The phosphate backbone applies a negative charge to the DNA. Therefore, an electric field can be used to move DNA. The polymerization of agarose results in a close net which hinders the DNA from being moved by the electric force. Longer DNA fragments migrate even slower than shorter fragments. Thus, the distance a DNA fragment moves in a certain time is correlated to its length. Using a ladder containing fragments of defined lengths enables to estimate the absolute length of the fragment of interest.

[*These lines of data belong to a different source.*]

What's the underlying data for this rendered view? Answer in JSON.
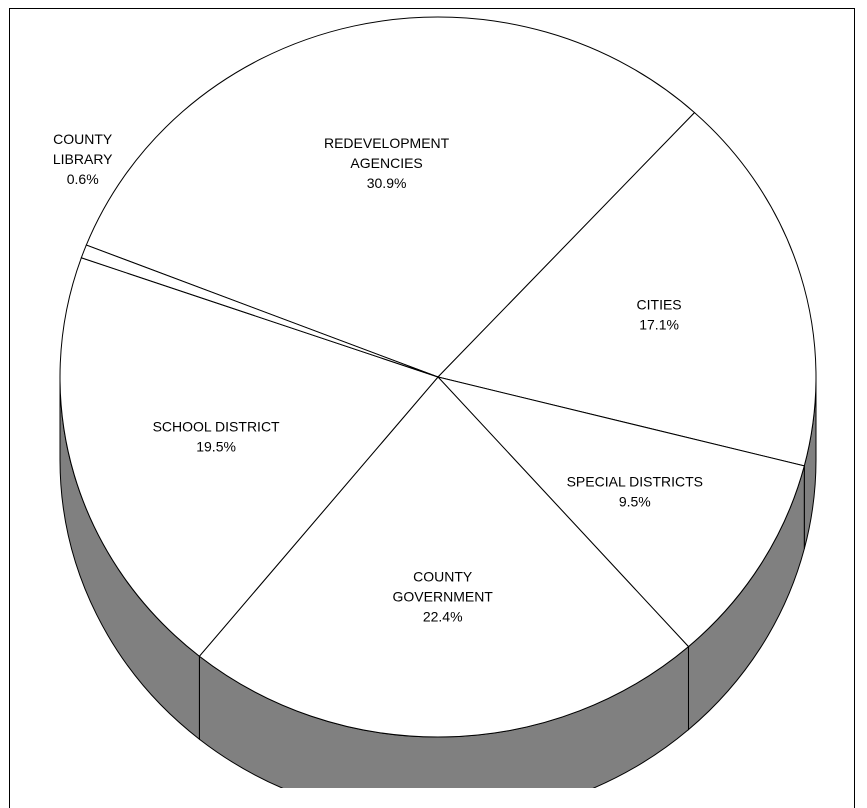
{
  "chart_data": {
    "type": "pie",
    "style": "3d",
    "colors": {
      "top": "#ffffff",
      "side": "#808080",
      "stroke": "#000000"
    },
    "slices": [
      {
        "label_lines": [
          "REDEVELOPMENT",
          "AGENCIES"
        ],
        "percent_label": "30.9%",
        "value": 30.9
      },
      {
        "label_lines": [
          "CITIES"
        ],
        "percent_label": "17.1%",
        "value": 17.1
      },
      {
        "label_lines": [
          "SPECIAL DISTRICTS"
        ],
        "percent_label": "9.5%",
        "value": 9.5
      },
      {
        "label_lines": [
          "COUNTY",
          "GOVERNMENT"
        ],
        "percent_label": "22.4%",
        "value": 22.4
      },
      {
        "label_lines": [
          "SCHOOL DISTRICT"
        ],
        "percent_label": "19.5%",
        "value": 19.5
      },
      {
        "label_lines": [
          "COUNTY",
          "LIBRARY"
        ],
        "percent_label": "0.6%",
        "value": 0.6
      }
    ]
  }
}
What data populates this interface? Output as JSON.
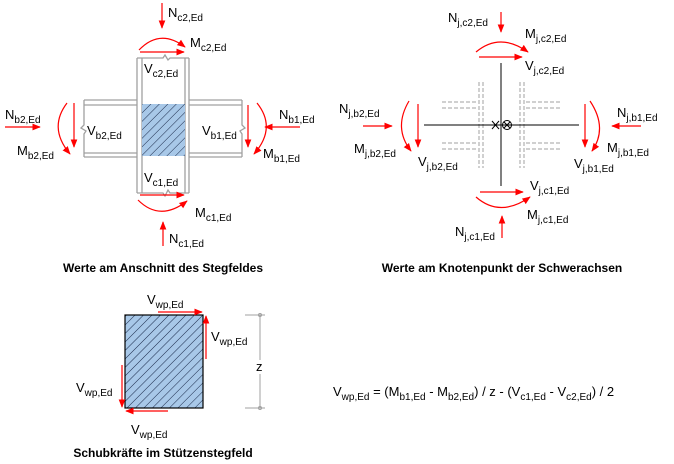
{
  "colors": {
    "force": "#ff0000",
    "panel_fill": "#a8c8e8",
    "member": "#a0a0a0",
    "axis": "#000000"
  },
  "left_diagram": {
    "title": "Werte am Anschnitt des Stegfeldes",
    "labels": {
      "Nc2": {
        "base": "N",
        "sub": "c2,Ed"
      },
      "Mc2": {
        "base": "M",
        "sub": "c2,Ed"
      },
      "Vc2": {
        "base": "V",
        "sub": "c2,Ed"
      },
      "Nb2": {
        "base": "N",
        "sub": "b2,Ed"
      },
      "Mb2": {
        "base": "M",
        "sub": "b2,Ed"
      },
      "Vb2": {
        "base": "V",
        "sub": "b2,Ed"
      },
      "Nb1": {
        "base": "N",
        "sub": "b1,Ed"
      },
      "Mb1": {
        "base": "M",
        "sub": "b1,Ed"
      },
      "Vb1": {
        "base": "V",
        "sub": "b1,Ed"
      },
      "Vc1": {
        "base": "V",
        "sub": "c1,Ed"
      },
      "Mc1": {
        "base": "M",
        "sub": "c1,Ed"
      },
      "Nc1": {
        "base": "N",
        "sub": "c1,Ed"
      }
    }
  },
  "right_diagram": {
    "title": "Werte am Knotenpunkt der Schwerachsen",
    "labels": {
      "Nc2": {
        "base": "N",
        "sub": "j,c2,Ed"
      },
      "Mc2": {
        "base": "M",
        "sub": "j,c2,Ed"
      },
      "Vc2": {
        "base": "V",
        "sub": "j,c2,Ed"
      },
      "Nb2": {
        "base": "N",
        "sub": "j,b2,Ed"
      },
      "Mb2": {
        "base": "M",
        "sub": "j,b2,Ed"
      },
      "Vb2": {
        "base": "V",
        "sub": "j,b2,Ed"
      },
      "Nb1": {
        "base": "N",
        "sub": "j,b1,Ed"
      },
      "Mb1": {
        "base": "M",
        "sub": "j,b1,Ed"
      },
      "Vb1": {
        "base": "V",
        "sub": "j,b1,Ed"
      },
      "Vc1": {
        "base": "V",
        "sub": "j,c1,Ed"
      },
      "Mc1": {
        "base": "M",
        "sub": "j,c1,Ed"
      },
      "Nc1": {
        "base": "N",
        "sub": "j,c1,Ed"
      }
    }
  },
  "shear_diagram": {
    "title": "Schubkräfte im Stützenstegfeld",
    "vwp": {
      "base": "V",
      "sub": "wp,Ed"
    },
    "dimension": "z"
  },
  "formula": [
    {
      "base": "V",
      "sub": "wp,Ed"
    },
    {
      "base": " = (M",
      "sub": "b1,Ed"
    },
    {
      "base": " - M",
      "sub": "b2,Ed"
    },
    {
      "base": ") / z - (V",
      "sub": "c1,Ed"
    },
    {
      "base": " - V",
      "sub": "c2,Ed"
    },
    {
      "base": ") / 2",
      "sub": ""
    }
  ]
}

Material: TAE-Puffer (1x), agarose, microwave
Duration: 90 min (30 min for agarose preparation, 30 min for polymerization and 30 min for actual sample analysis)

Preparation

  1. The appropriate concentration of agarose depends on the size of the fragments to be analyzed (the smaller the fragments, the higher the agarose concentration).
  2. Weigh out the appropriate amount of agarose add it to 1x TAE buffer (for example: 1 g agarose in 100 ml TAE results in a 1% agarose gel, which we commonly used for intermediate length fragments)
  3. To solve the agarose, heat it in a microwave until the solution is completely clear (Be aware of boiloing retardation!)
  4. Pour agarose solution into the casting chamber.
  5. Add GelRed for a final concentration of 1x (10.000x stock solution) and distribute it by using the gel comb (Caution: GelRed is a mutagenic!).
  6. Fix comb in the gel chamber.
  7. Let the agarose cool down and polymerize.
  8. Fill gel chamber with 1x TAE-Buffer.
  9. Carefully remove the comb.



Sample analysis

  1. Add 4 µL DNA ladder into one to two gel pockets (depending on the size of the gel).
  2. Add loading dye to your DNA samples for final concentration of 1x.
  3. Pipette DNA samples in the gel pockets (volume depending on the size of the gel) and avoid air bubbles.
  4. Close the lid and apply voltage to the chamber (dependent on the size of the fragments and the resolution needed; commonly 100 to 120 V)
  5. Run the gel until the loading dye reaches the lower end of the gel.